Taki stared at his broad back and his hands busy at work. On the counter, a few feet to Klaus' right, there was a chopping board laden with rosy apples and a knife.

Anxious, guilty, desperate to do something with his hands, Taki went to the board and picked up the knife. He drew one of the apples towards him.

He then realised he had no idea how apples were sliced for a strudel. He also realised, in a moment of surreal foolishness, that he was too nervous to ask.

Only a few seconds into Taki's ridiculous deadlock, Klaus suddenly sagged. He held the spoon limply on the counter beside the bowl of flour and cinnamon and stared straight down. He turned to Taki, whose pulse raced for a split second.
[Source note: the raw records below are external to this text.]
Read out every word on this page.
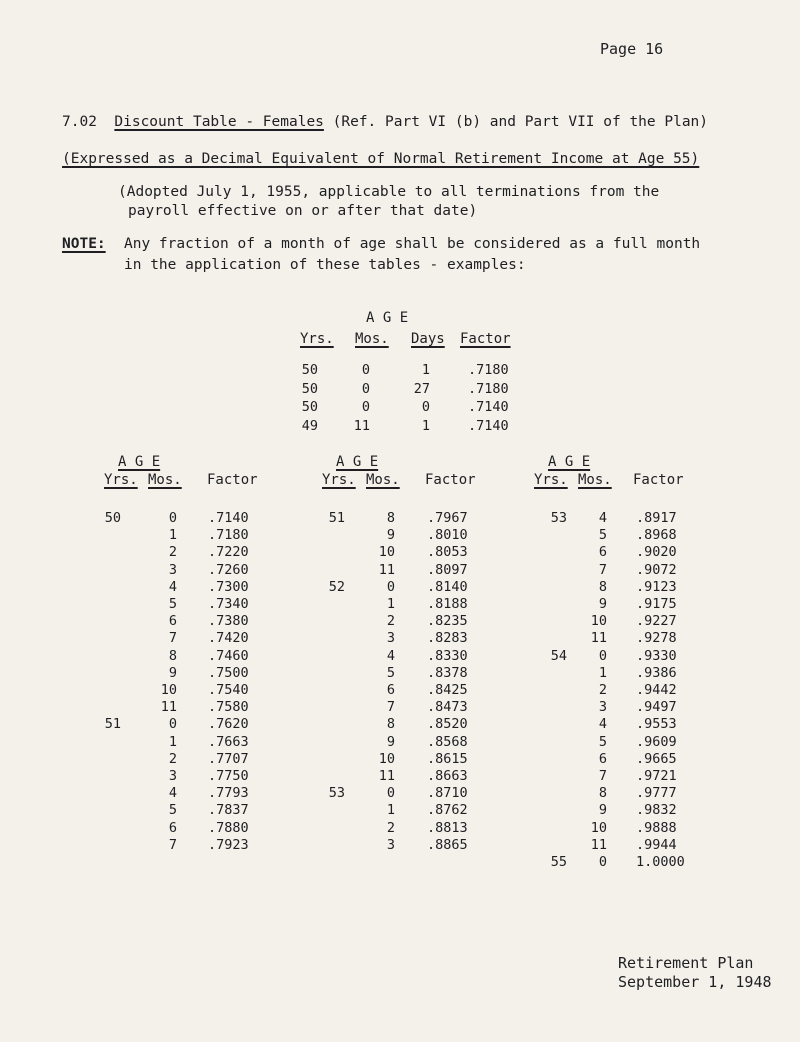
Page 16
7.02 Discount Table - Females (Ref. Part VI (b) and Part VII of the Plan)
(Expressed as a Decimal Equivalent of Normal Retirement Income at Age 55)
(Adopted July 1, 1955, applicable to all terminations from the
payroll effective on or after that date)
NOTE: Any fraction of a month of age shall be considered as a full month
in the application of these tables - examples:
A G E
Yrs. Mos. Days Factor
50	0	1	.7180
50	0	27	.7180
50	0	0	.7140
49	11	1	.7140
A G E
Yrs. Mos. Factor
A G E
Yrs. Mos. Factor
A G E
Yrs. Mos. Factor
50	0 .7140
1 .7180
2 .7220
3 .7260
4 .7300
5 .7340
6 .7380
7 .7420
8 .7460
9 .7500
10 .7540
11 .7580
51	0 .7620
1 .7663
2 .7707
3 .7750
4 .7793
5 .7837
6 .7880
7 .7923
51	8 .7967
9 .8010
10 .8053
11 .8097
52	0 .8140
1 .8188
2 .8235
3 .8283
4 .8330
5 .8378
6 .8425
7 .8473
8 .8520
9 .8568
10 .8615
11 .8663
53	0 .8710
1 .8762
2 .8813
3 .8865
53	4 .8917
5 .8968
6 .9020
7 .9072
8 .9123
9 .9175
10 .9227
11 .9278
54	0 .9330
1 .9386
2 .9442
3 .9497
4 .9553
5 .9609
6 .9665
7 .9721
8 .9777
9 .9832
10 .9888
11 .9944
55	0 1.0000
Retirement Plan
September 1, 1948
Then he pulled Taki close against his chest.

Relief flooded Taki right to his fingertips. He felt the distinct sensation of something melting behind his ribcage. He held the back of Klaus' shirt.

My wolf, Taki thought, as though the words had been waiting somewhere for the past hour and a half before falling on him. My knight. All of him is mine. Every part of him, every side to him. And I can't keep letting him down like this.

'I'm sorry,' he said.

Klaus made a noise of frustration.

'Don't you fucking apologise,' he said, his voice low. 'You didn't do anything. I'm the one - I don't know what happened. That wasn't me.'

Or was it?

'I'm sorry,' he said.

Bur Taki wasn't ready to let it go. He had to say it now or the chance wouldn't come up again and he would keep hurting Klaus in the same way.

There are some things, Meiji had said, that are so inherent to our natures that it is impossible to change them, no matter what the circumstances.

'Klaus,' he said. 'I - there are some things I just - I can't say.'

'I know.'

'I'm sorry.'

'I know.'

Klaus pulled back a little to look at him properly and his heart gave a small thud at Taki's look of nervous, guilty relief. He smiled weakly before he went on, aware of how his words were about to sound.

'It's just that, even now, I feel like I'm taking advantage of you every time I touch you.'

Taki stared and began to shake his head, wondering how in the world he could start to assure Klaus of how much -

'I need to know that it's not just me,' said Klaus, echoing something he had said long ago, something that had gone unanswered. 'I need to know you want to as well. You do, right? Even if you can't say it?'

There was a long, drawn-out pause.

Eyes on Klaus' chest, Taki nodded once.

Klaus let out a quiet exhale and kissed Taki on the forehead through his hair. Without another word, he then moved back to the bowl and picked the spoon off the counter.

After a few moments, Taki also turned his attention back to the apples, almost light-headed with relief.

Klaus threw him a sideways glance when he picked up the knife again.

'Cubes,' he said with a small grin, holding his thumb and index finger an inch apart. 'About this big.'


I think I've grown, Claud. I hope I have. (I can hear you saying you hope so too.) There might be moments I wish I could take back, but at least, in the past seven years, I never repeated them again.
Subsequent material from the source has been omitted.